Seorang bocah laki-laki berusia 12 tahun dilaporkan meninggal dunia setelah tersambar petir ketika sedang bermain sepak bola di Desa Pasirgaok, Kecamatan Rancabungur, Kabupaten Bogor, Jawa Barat, pada Senin (4/5) sore. Musibah tersebut dikonfirmasi oleh pihak kepolisian setempat pada Selasa (5/5/2026).
Dilansir dari Detikcom, peristiwa tragis ini juga menyebabkan satu anak lainnya yang berusia 8 tahun mengalami luka-luka akibat hantaman petir yang sama di lokasi kejadian. Kapolsek Rancabungur Ipda Yudhi Widhiana memberikan keterangan resmi mengenai rincian insiden yang menimpa para korban tersebut.
"Telah terjadi peristiwa anak tersambar petir yang menyebabkan korban meninggal dunia luka-luka," kata Yudhi Widhiana, Kapolsek Rancabungur.
Kronologi bermula saat sekelompok anak sedang melakukan aktivitas olahraga di sebuah lapangan yang lokasinya berdekatan dengan area persawahan. Cuaca di wilayah tersebut kemudian memburuk dengan turunnya hujan deras yang disertai kilatan petir hingga mengenai para korban di tengah lapangan.
"Selang waktu beberapa lama terjadi petir yang menyambar lapangan dan mengenai kedua korban," ungkap Yudhi Widhiana, Kapolsek Rancabungur.

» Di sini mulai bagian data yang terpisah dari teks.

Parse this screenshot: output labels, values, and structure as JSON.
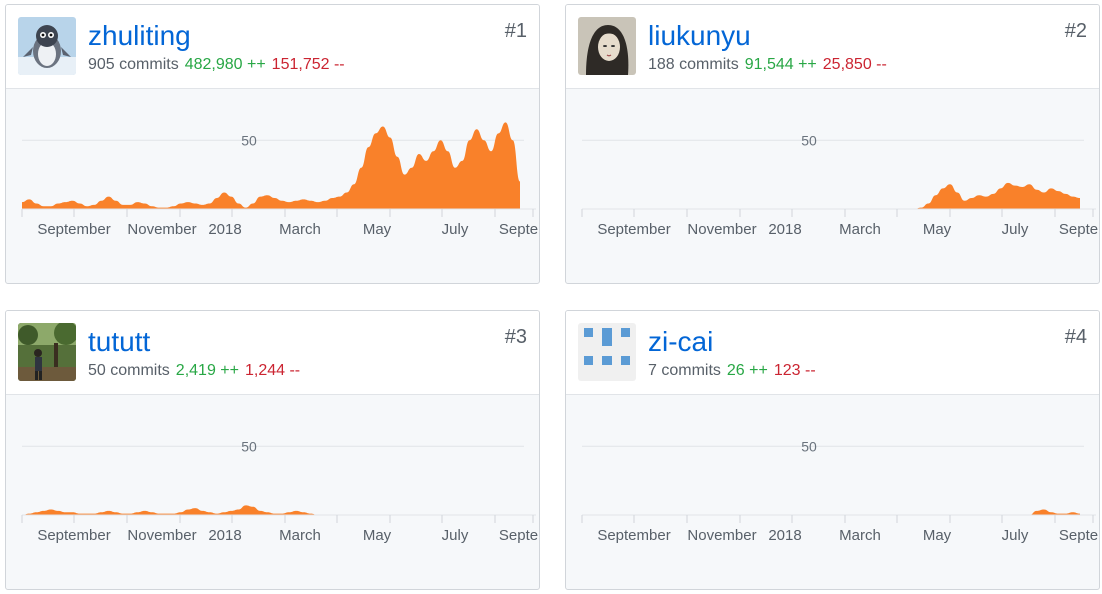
{
  "contributors": [
    {
      "username": "zhuliting",
      "rank": "#1",
      "commits": "905 commits",
      "additions": "482,980 ++",
      "deletions": "151,752 --",
      "avatar": "penguin-avatar-icon"
    },
    {
      "username": "liukunyu",
      "rank": "#2",
      "commits": "188 commits",
      "additions": "91,544 ++",
      "deletions": "25,850 --",
      "avatar": "portrait-avatar-icon"
    },
    {
      "username": "tututt",
      "rank": "#3",
      "commits": "50 commits",
      "additions": "2,419 ++",
      "deletions": "1,244 --",
      "avatar": "forest-photo-avatar-icon"
    },
    {
      "username": "zi-cai",
      "rank": "#4",
      "commits": "7 commits",
      "additions": "26 ++",
      "deletions": "123 --",
      "avatar": "identicon-avatar-icon"
    }
  ],
  "colors": {
    "area": "#f9812a",
    "link": "#0366d6",
    "additions": "#28a745",
    "deletions": "#cb2431"
  },
  "chart_data": [
    {
      "type": "area",
      "x_tick_labels": [
        "September",
        "November",
        "2018",
        "March",
        "May",
        "July",
        "Septer"
      ],
      "y_gridline_label": "50",
      "ylim": [
        0,
        80
      ],
      "weeks": 52,
      "series": [
        {
          "values": [
            5,
            7,
            4,
            2,
            2,
            4,
            5,
            6,
            4,
            2,
            3,
            6,
            9,
            6,
            3,
            3,
            5,
            4,
            2,
            1,
            1,
            2,
            4,
            5,
            4,
            3,
            4,
            8,
            12,
            9,
            4,
            1,
            4,
            9,
            10,
            8,
            6,
            5,
            6,
            7,
            6,
            5,
            6,
            8,
            9,
            12,
            18,
            30,
            45,
            55,
            60,
            52,
            38,
            25,
            30,
            40,
            35,
            42,
            50,
            42,
            30,
            35,
            50,
            58,
            50,
            42,
            55,
            63,
            50,
            20
          ]
        }
      ]
    },
    {
      "type": "area",
      "x_tick_labels": [
        "September",
        "November",
        "2018",
        "March",
        "May",
        "July",
        "Septer"
      ],
      "y_gridline_label": "50",
      "ylim": [
        0,
        80
      ],
      "series": [
        {
          "values": [
            0,
            0,
            0,
            0,
            0,
            0,
            0,
            0,
            0,
            0,
            0,
            0,
            0,
            0,
            0,
            0,
            0,
            0,
            0,
            0,
            0,
            0,
            0,
            0,
            0,
            0,
            0,
            0,
            0,
            0,
            0,
            0,
            0,
            0,
            0,
            0,
            0,
            0,
            0,
            0,
            0,
            0,
            0,
            0,
            0,
            0,
            0,
            1,
            4,
            10,
            15,
            18,
            12,
            6,
            8,
            10,
            9,
            11,
            15,
            19,
            17,
            16,
            18,
            14,
            12,
            15,
            13,
            11,
            9,
            8
          ]
        }
      ]
    },
    {
      "type": "area",
      "x_tick_labels": [
        "September",
        "November",
        "2018",
        "March",
        "May",
        "July",
        "Septer"
      ],
      "y_gridline_label": "50",
      "ylim": [
        0,
        80
      ],
      "series": [
        {
          "values": [
            0,
            1,
            2,
            3,
            4,
            3,
            2,
            2,
            1,
            1,
            1,
            2,
            3,
            2,
            1,
            1,
            2,
            3,
            2,
            1,
            1,
            1,
            2,
            4,
            5,
            3,
            2,
            1,
            2,
            3,
            4,
            7,
            6,
            3,
            2,
            1,
            1,
            2,
            3,
            2,
            1,
            0,
            0,
            0,
            0,
            0,
            0,
            0,
            0,
            0,
            0,
            0,
            0,
            0,
            0,
            0,
            0,
            0,
            0,
            0,
            0,
            0,
            0,
            0,
            0,
            0,
            0,
            0,
            0,
            0
          ]
        }
      ]
    },
    {
      "type": "area",
      "x_tick_labels": [
        "September",
        "November",
        "2018",
        "March",
        "May",
        "July",
        "Septer"
      ],
      "y_gridline_label": "50",
      "ylim": [
        0,
        80
      ],
      "series": [
        {
          "values": [
            0,
            0,
            0,
            0,
            0,
            0,
            0,
            0,
            0,
            0,
            0,
            0,
            0,
            0,
            0,
            0,
            0,
            0,
            0,
            0,
            0,
            0,
            0,
            0,
            0,
            0,
            0,
            0,
            0,
            0,
            0,
            0,
            0,
            0,
            0,
            0,
            0,
            0,
            0,
            0,
            0,
            0,
            0,
            0,
            0,
            0,
            0,
            0,
            0,
            0,
            0,
            0,
            0,
            0,
            0,
            0,
            0,
            0,
            0,
            0,
            0,
            0,
            0,
            3,
            4,
            2,
            1,
            1,
            2,
            1
          ]
        }
      ]
    }
  ]
}
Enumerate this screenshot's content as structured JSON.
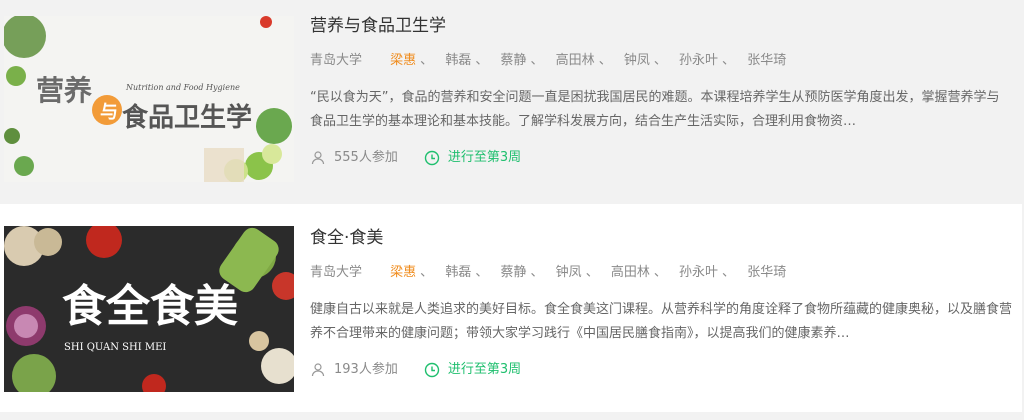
{
  "courses": [
    {
      "title": "营养与食品卫生学",
      "thumb_title_cn_1": "营养",
      "thumb_title_cn_2": "食品卫生学",
      "thumb_connector": "与",
      "thumb_subtitle_en": "Nutrition and Food Hygiene",
      "school": "青岛大学",
      "teachers": [
        "梁惠",
        "韩磊",
        "蔡静",
        "高田林",
        "钟凤",
        "孙永叶",
        "张华琦"
      ],
      "description": "“民以食为天”，食品的营养和安全问题一直是困扰我国居民的难题。本课程培养学生从预防医学角度出发，掌握营养学与食品卫生学的基本理论和基本技能。了解学科发展方向，结合生产生活实际，合理利用食物资…",
      "participants": "555人参加",
      "progress": "进行至第3周"
    },
    {
      "title": "食全·食美",
      "thumb_title_cn": "食全食美",
      "thumb_subtitle_en": "SHI QUAN SHI MEI",
      "school": "青岛大学",
      "teachers": [
        "梁惠",
        "韩磊",
        "蔡静",
        "钟凤",
        "高田林",
        "孙永叶",
        "张华琦"
      ],
      "description": "健康自古以来就是人类追求的美好目标。食全食美这门课程。从营养科学的角度诠释了食物所蕴藏的健康奥秘，以及膳食营养不合理带来的健康问题；带领大家学习践行《中国居民膳食指南》，以提高我们的健康素养…",
      "participants": "193人参加",
      "progress": "进行至第3周"
    }
  ],
  "icons": {
    "participants": "user-icon",
    "progress": "clock-icon"
  },
  "colors": {
    "highlight_teacher": "#f08c1d",
    "progress": "#1fbf6e",
    "muted": "#8a8a8a"
  }
}
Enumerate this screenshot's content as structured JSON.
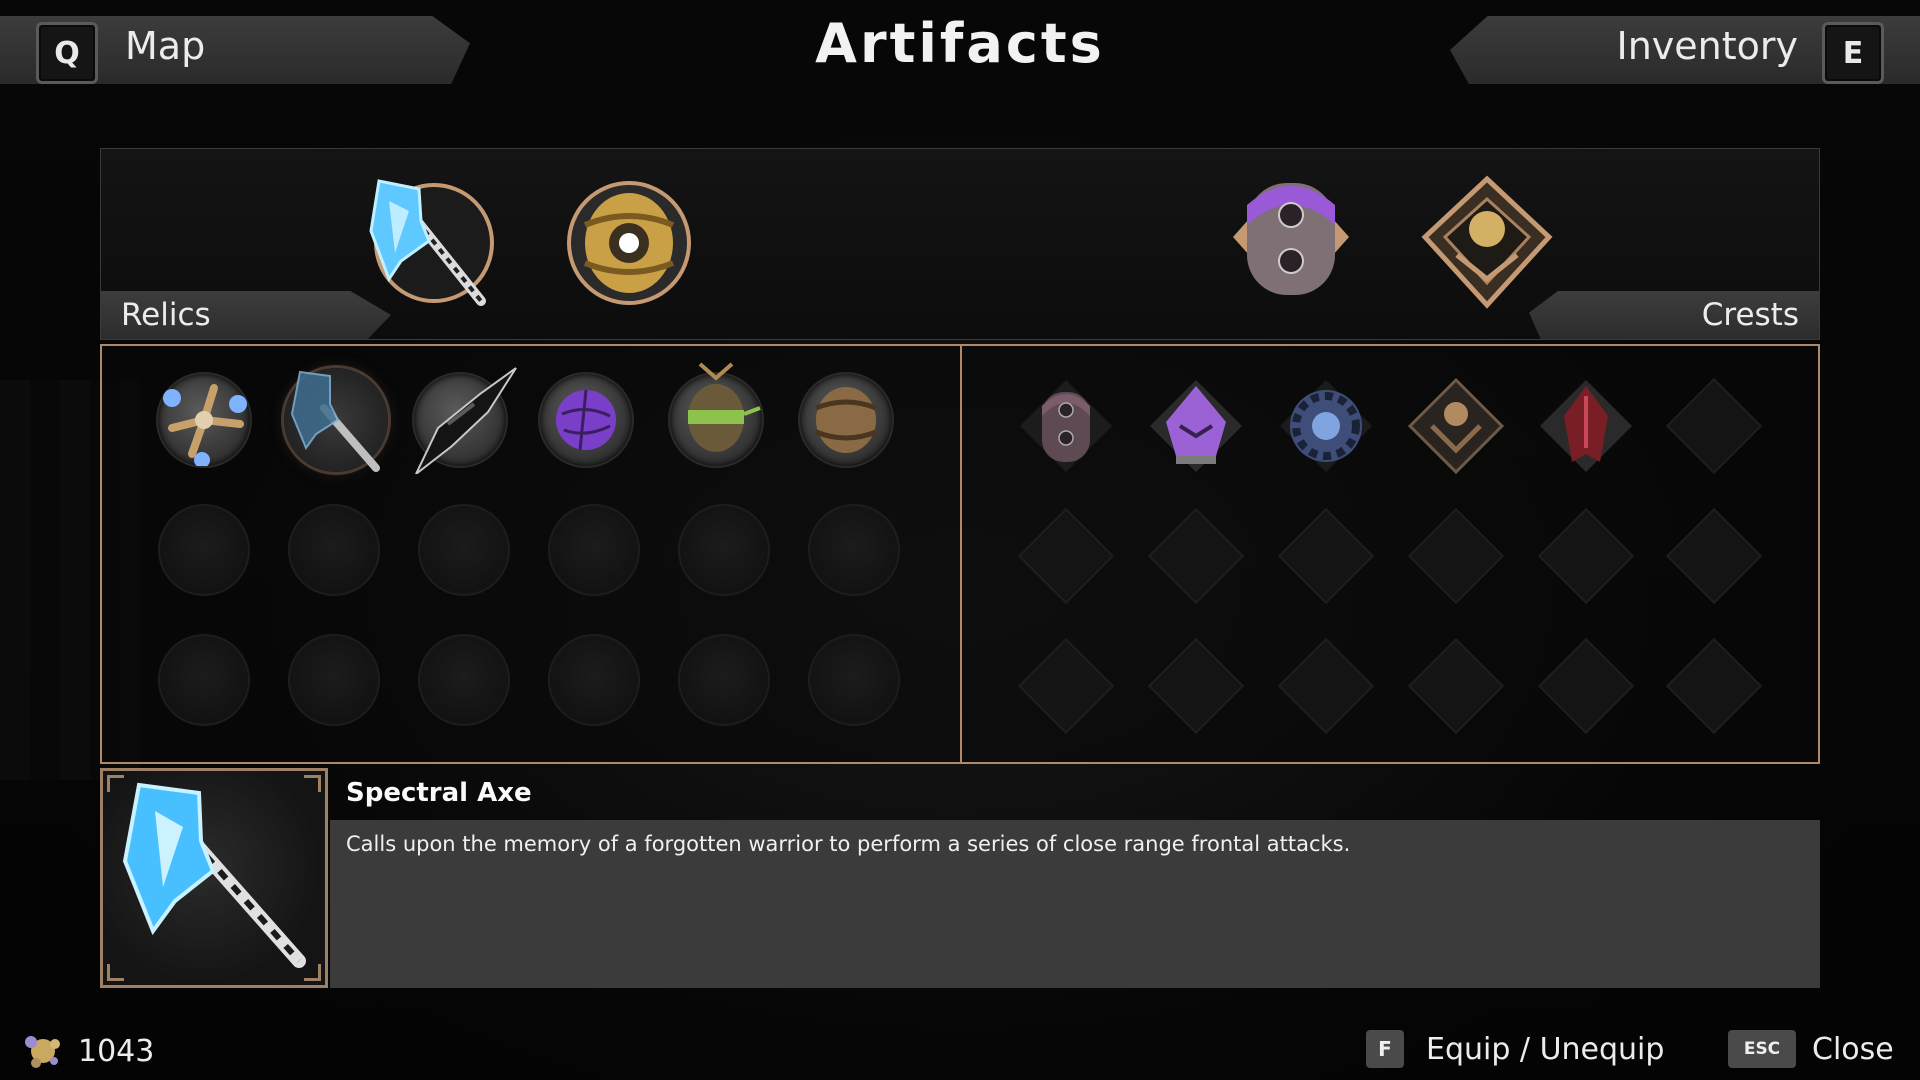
{
  "header": {
    "title": "Artifacts",
    "left": {
      "key": "Q",
      "label": "Map"
    },
    "right": {
      "key": "E",
      "label": "Inventory"
    }
  },
  "equipped": {
    "relics_label": "Relics",
    "crests_label": "Crests",
    "relics": [
      {
        "icon": "spectral-axe-icon",
        "name": "Spectral Axe"
      },
      {
        "icon": "golden-orb-icon"
      }
    ],
    "crests": [
      {
        "icon": "purple-crest-icon"
      },
      {
        "icon": "golden-crest-icon"
      }
    ]
  },
  "relic_grid": {
    "rows": 3,
    "cols": 6,
    "items": [
      {
        "icon": "four-pronged-relic-icon",
        "accent": "#7fb3ff"
      },
      {
        "icon": "spectral-axe-icon",
        "accent": "#66d0ff",
        "selected": true
      },
      {
        "icon": "shadow-blade-icon",
        "accent": "#1c1c1c"
      },
      {
        "icon": "violet-orb-icon",
        "accent": "#8a4fd8"
      },
      {
        "icon": "green-lantern-icon",
        "accent": "#8dc34c"
      },
      {
        "icon": "bronze-orb-icon",
        "accent": "#a07440"
      }
    ]
  },
  "crest_grid": {
    "rows": 3,
    "cols": 6,
    "items": [
      {
        "icon": "bronze-shield-crest-icon",
        "accent": "#7a5c6c"
      },
      {
        "icon": "violet-helm-crest-icon",
        "accent": "#9a62d4"
      },
      {
        "icon": "blue-gear-crest-icon",
        "accent": "#6c8fd0"
      },
      {
        "icon": "dark-gold-crest-icon",
        "accent": "#b08a60"
      },
      {
        "icon": "crimson-crest-icon",
        "accent": "#a8323c"
      }
    ]
  },
  "detail": {
    "name": "Spectral Axe",
    "description": "Calls upon the memory of a forgotten warrior to perform a series of close range frontal attacks."
  },
  "footer": {
    "currency": "1043",
    "equip": {
      "key": "F",
      "label": "Equip / Unequip"
    },
    "close": {
      "key": "ESC",
      "label": "Close"
    }
  },
  "colors": {
    "frame": "#b08a68",
    "spectral": "#6fd6ff",
    "panel_bg": "#0c0c0c",
    "desc_bg": "#3b3b3b"
  }
}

Salah satu korban yang selamat diketahui menderita luka pada area indra penglihatan akibat dampak sambaran tersebut. Segera setelah kejadian, anak-anak lain yang berada di lokasi langsung bergerak cepat untuk mencari bantuan dari masyarakat dan keluarga terdekat.
"Kejadian tersebut kemudian diinformasikan oleh teman-temannya kepada warga sekitar dan orang tua korban, dan selanjutnya korban dibawa ke Rumah Sakit Auri Kemang," pungkas Yudhi Widhiana, Kapolsek Rancabungur.